“Inflation is killing my dreams,” said Pradnya Prabhulkar, 30, as we strolled around Mankhurd with our cups of coffee from a local tapri near the Lalbhai compound on a sultry April evening. For me, inflation has always been about cutting back on one’s basic needs, in the here and now. This was the first time I had heard someone frame inflation in future tense, I said.
“Why should we see inflation within the ambit of basic needs only when its effects are long term–of killing one’s aspiration in their youth?” she asked.
Pradnya is a healthcare professional-turned- social activist with a Masters degree in social work. Until February last year, she had a full time job with an NGO that works on vaccination awareness and drew a monthly salary of Rs 17,000. She quit the job because the effort and the long commute were not commensurate with the salary.
“In a city like Mumbai, we spend 4-5 hours travelling and 9 hours working. So earning Rs 17,000 a month for a 15 hour day at the age of 30 and with a postgraduate degree does not make sense,” said Pradnya.
However, she has found it difficult to find another full-time job that pays her well. “For a person living in Mumbai, Rs 20,000-Rs 22,000 is the minimum monthly expense and this does not include leisure, just the fundamental needs. How can I survive in anything less?” she asked. She has, out of sheer desperation, done jobs for less. But now she wants more.
She now does occasional gigs like promotional events at shopping malls on weekends for which she earns Rs 600 a day. But the income is not fixed.
“Sometimes I earn Rs 6000 a month, sometimes Rs 3000 and sometimes nothing and most of it I contribute to home [expenses],” she told me, anxiety writ large on her face.

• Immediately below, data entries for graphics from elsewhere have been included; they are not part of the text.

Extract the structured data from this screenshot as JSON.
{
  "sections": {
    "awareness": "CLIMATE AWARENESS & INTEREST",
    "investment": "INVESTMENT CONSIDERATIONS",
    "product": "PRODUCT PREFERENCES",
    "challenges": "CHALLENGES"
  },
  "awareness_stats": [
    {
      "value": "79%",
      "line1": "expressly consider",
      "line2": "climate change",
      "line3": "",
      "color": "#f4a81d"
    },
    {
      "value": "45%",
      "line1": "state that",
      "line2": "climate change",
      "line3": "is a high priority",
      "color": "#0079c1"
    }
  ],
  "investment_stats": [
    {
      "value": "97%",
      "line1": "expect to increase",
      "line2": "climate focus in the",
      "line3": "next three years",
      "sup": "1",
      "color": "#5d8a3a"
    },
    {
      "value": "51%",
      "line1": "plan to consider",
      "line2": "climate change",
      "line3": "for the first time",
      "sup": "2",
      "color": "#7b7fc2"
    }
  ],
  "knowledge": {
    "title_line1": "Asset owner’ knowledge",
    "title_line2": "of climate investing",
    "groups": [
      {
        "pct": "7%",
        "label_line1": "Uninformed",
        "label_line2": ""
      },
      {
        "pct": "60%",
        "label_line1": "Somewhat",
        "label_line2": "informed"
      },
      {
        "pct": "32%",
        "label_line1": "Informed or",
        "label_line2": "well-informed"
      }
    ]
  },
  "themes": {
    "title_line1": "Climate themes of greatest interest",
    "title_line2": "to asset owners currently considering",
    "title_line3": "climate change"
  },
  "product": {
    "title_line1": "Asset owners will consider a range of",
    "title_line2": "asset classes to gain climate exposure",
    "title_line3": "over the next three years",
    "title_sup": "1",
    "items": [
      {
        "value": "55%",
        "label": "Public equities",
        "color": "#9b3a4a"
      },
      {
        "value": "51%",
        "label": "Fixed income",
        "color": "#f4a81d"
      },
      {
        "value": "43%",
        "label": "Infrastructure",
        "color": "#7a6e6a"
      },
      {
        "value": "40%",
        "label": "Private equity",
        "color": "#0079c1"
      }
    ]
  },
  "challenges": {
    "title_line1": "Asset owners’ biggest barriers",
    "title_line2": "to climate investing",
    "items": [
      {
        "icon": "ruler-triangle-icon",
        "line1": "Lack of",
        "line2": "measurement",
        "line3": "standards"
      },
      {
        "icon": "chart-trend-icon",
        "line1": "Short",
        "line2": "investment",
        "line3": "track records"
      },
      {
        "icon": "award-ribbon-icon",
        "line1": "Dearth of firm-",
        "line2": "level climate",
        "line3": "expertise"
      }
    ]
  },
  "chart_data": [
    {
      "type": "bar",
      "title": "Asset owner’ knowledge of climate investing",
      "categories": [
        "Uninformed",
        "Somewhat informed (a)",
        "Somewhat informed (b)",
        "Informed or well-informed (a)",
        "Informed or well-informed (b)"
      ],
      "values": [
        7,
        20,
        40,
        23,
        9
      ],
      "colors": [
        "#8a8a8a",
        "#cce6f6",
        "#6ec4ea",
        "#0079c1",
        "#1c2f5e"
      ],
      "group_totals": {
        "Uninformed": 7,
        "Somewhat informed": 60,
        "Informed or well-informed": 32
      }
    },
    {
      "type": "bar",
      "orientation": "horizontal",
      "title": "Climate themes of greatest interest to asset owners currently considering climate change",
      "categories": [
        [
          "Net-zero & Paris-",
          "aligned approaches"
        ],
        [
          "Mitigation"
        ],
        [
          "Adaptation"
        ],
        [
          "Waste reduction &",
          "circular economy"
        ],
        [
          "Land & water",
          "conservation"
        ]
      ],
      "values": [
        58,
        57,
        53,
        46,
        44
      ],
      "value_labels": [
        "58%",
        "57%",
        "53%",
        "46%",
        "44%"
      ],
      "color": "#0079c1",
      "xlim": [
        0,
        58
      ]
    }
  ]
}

Pradnya’s dreams are not ambitious by any means. They are those of any young Indian – learning new skills to improve her job prospects, a ‘room of her own’ that gives her freedom and privacy, a bit of leisure and time for hobbies. “Are they too much to dream about?” she asked. But Pradnya is caught in a cycle of unemployment and inflation, one feeding into the other.
Maharashtra has an unemployment rate of 3.1 % for the year 2022-2023 and inflation rate of 6.01%, higher than the all-India rate of 5.09%, per government data from February 2024. Manipur (10.9%), Odisha (7.5%) and Telangana (6.7%) are the top three states with highest inflation rates.
Inflation (the measure of the rate of increase in the prices of goods and services) is calculated using the consumer price index (CPI) and the wholesale price index (WPI). The measure of inflation determines the purchasing power of the consumer. With rising inflation, household debt is at an all-time high – 40% of the Gross Domestic Product (December 2023). And there has been a 47-year low in the net financial savings – at 5.1% of GDP. These together define the financial distress that households in India are grappling with.
At Behanbox, we wanted to map the costs and burdens of this distress in real time. We bring you an ‘Inflation Journals’ series that show through real life stories from across India how households are coping with rising costs and debt.